• Tue. Aug 2nd, 2022

Cryptocurrencies have ‘deeper structural deficiencies’, says Bank for International Settlements

ByHazel R. Lang

Jun 23, 2022
Digital bank

The Central Bank Cooperation has issued harsh criticisms regarding the viability of cryptocurrency, while offering Central Bank Digital Currencies (CBDCs) as a reasoned alternative.

Image source: Kanchanara/Unsplash.

The Bank for International Settlements (BIS) has stated that cryptocurrencies have deeper structural deficiencies that have been demonstrated against the backdrop of the current market turmoil affecting the space.

The combined value of cryptocurrencies has fallen by around $350 billion in the past two weeks, and many major companies in the industry such as Coinbase have downsized in recent months.

The organization highlighted a variety of issues in its annual economic report, including “unregulated or non-compliant intermediaries” as well as “structural limits that prevent these currencies from growing.”

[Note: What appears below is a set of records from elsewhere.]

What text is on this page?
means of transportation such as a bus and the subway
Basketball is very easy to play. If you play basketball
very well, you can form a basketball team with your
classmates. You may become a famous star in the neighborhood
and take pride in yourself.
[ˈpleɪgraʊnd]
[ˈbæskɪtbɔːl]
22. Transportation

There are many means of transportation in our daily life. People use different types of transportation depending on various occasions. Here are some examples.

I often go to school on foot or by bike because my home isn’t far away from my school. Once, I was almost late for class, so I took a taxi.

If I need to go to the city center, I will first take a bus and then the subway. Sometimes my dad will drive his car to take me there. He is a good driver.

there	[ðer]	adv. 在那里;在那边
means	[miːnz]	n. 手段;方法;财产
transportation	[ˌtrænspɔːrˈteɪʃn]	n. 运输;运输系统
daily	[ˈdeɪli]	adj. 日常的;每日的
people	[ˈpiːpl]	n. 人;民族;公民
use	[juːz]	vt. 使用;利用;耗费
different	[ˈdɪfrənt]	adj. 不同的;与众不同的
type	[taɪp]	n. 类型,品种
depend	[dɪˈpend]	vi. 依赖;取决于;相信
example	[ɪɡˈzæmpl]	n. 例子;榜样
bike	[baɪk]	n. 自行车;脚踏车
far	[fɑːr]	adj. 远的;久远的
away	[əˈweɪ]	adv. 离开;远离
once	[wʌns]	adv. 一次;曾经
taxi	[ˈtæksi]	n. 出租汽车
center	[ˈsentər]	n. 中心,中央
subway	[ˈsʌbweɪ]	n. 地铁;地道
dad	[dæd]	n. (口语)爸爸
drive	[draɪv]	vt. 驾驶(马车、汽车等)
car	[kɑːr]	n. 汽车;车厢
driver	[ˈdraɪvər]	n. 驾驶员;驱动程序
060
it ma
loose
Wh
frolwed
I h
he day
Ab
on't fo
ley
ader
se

The BIS recognized some advantages of cryptocurrencies, including “innovations such as the ability to schedule payments”, but concluded that “they cannot meet high-level requirements, such as security, accountability , efficiency, inclusion and openness, for a usable digital currency system”.

As an alternative, the BIS said a “digital version of central bank-issued money could provide many of the same features offered by cryptocurrencies and stablecoins.” This is commonly referred to as a central bank digital currency (CBDC).

The BRI said this CBDC could “be built on a strong nominal anchor and avoid the structural limitations and risks of crypto, which include congestion, high fees, fragmentation and pseudo-anonymity, characteristics that can also facilitate abuse and illicit activities”.

Despite the BRI’s endorsement, some bodies in the UK have poured cold water on the idea of ​​a UK CBDC.

The cross-party Lords Economic Affairs Committee said there was “no convincing argument as to why the UK needs a central bank digital currency”.

Either way, the idea of ​​CBDCs is gaining traction internationally.

The BIS report found that around 80% of central banks around the world are exploring the concept of CBDCs.

“Innovation is not just a buzzword or a fad,” said Hyun Song Shin, economic adviser and head of research at BRI. “It must never lose sight of the concrete needs of users in the real economy.”

“Central banks are looking to push the boundaries of what is possible, embracing new capabilities while ensuring the stability and interoperability of financial services domestically and internationally.”

The full BRI report is due out on June 26.